The approach uses a panel of molecular diagnostic assays to pinpoint the cause of the all-too-common illness, the second-leading cause of death in children younger than 5 worldwide. Often, the researchers have discovered, a child’s symptoms have more than one cause. “We found diarrhea was caused by multiple infections more often than was appreciated before — often there were two, three or four infections on top of each other,” said Eric Houpt, MD, of the UVA Division of Infectious Diseases and International Health.
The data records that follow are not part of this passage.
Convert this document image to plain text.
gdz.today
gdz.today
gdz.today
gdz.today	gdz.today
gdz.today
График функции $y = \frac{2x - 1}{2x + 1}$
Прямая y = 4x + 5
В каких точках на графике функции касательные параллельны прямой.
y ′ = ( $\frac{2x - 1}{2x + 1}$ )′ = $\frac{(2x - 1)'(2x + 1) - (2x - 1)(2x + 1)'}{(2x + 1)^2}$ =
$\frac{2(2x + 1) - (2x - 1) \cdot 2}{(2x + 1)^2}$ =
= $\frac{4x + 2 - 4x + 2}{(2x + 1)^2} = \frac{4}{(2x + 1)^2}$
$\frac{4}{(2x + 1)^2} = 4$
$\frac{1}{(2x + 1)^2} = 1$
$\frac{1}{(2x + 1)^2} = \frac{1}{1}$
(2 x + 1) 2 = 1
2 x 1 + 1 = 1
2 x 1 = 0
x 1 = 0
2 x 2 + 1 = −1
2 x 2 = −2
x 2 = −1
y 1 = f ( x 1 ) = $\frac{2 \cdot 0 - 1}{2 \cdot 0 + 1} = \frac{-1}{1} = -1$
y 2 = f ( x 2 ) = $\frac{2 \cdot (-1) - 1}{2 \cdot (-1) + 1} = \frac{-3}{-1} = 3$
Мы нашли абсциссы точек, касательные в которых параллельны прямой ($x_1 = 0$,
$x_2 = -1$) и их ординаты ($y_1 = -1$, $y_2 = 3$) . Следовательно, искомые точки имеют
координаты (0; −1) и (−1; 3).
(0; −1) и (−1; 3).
He noted that the new panel of assays offers improved diagnostic ability over the traditional approach. “The old methods missed infections a lot of times,” he said. “There was more Shigella and toxin-producing E. coli than previously seen. It’s as though we are now able to see with glasses.”

Perhaps even more importantly, the new approach offered invaluable insights into how severe an infection needed to be to cause symptoms. “Our methods were able to not just detect infections but quantify how much was there, and that proved to be critical,” Houpt said. “In these impoverished parts of the world, there’s enormous exposure to different bacteria, viruses and parasites, and you can find low amounts with these sophisticated methods. We were able to figure out the right amount above which it becomes clinically relevant – that is, that it’s the likely cause of diarrhea.”

The researchers have already put their new approach to the test, deploying it across three platforms to five institutions around the world – two in africa and three in Asia. The approach proved more sensitive and less expensive than traditional testing, while providing more holistic information about the causes of childhood diarrhea.

The new approach could be useful for other illnesses as well. “It’s not just for diarrhea. We are applying it to other infectious diseases as well,” said Jie Liu, PhD, the lead author of a new paper outlining the approach and the results of its testing. “We look forward to expanding this into a bigger study.”

She noted that there are already at least three studies using or planning to use the new approach to reevaluate vaccine effectiveness, as researchers may have wrongly assumed that a vaccine failed when the illness was actually being caused by another pathogen. “With conventional methods, they all have different sensitivities and specificities. It’s hard to compare the pathogens in one sample when there is a co-infection,” Liu said. “With the molecular methods, it’s an even playing field, so we can compare the quantities [of pathogens] to determine which is the likely cause.”

The new approach has important applications in the U.S. as well, offering an easy way to detect pathogens without the need to run multiple tests for specific types.

The article has been published online by the journal Lancet Infectious Diseases and will appear in a forthcoming print edition. It was authored by UVA’s Liu, Jean Gratz, Steve M. Becker, Darwin J. Operario, Mami Taniuchi, Lalitha Janaki, James A. Platts-Mills, Doris M. Haverstick and Houpt, in collaboration with colleagues in Pakistan, The Gambia, Thailand, Bangladesh and Tanzania.

The project was funded by the Bill & Melinda Gates Foundation Next Generation Molecular Diagnostics Project.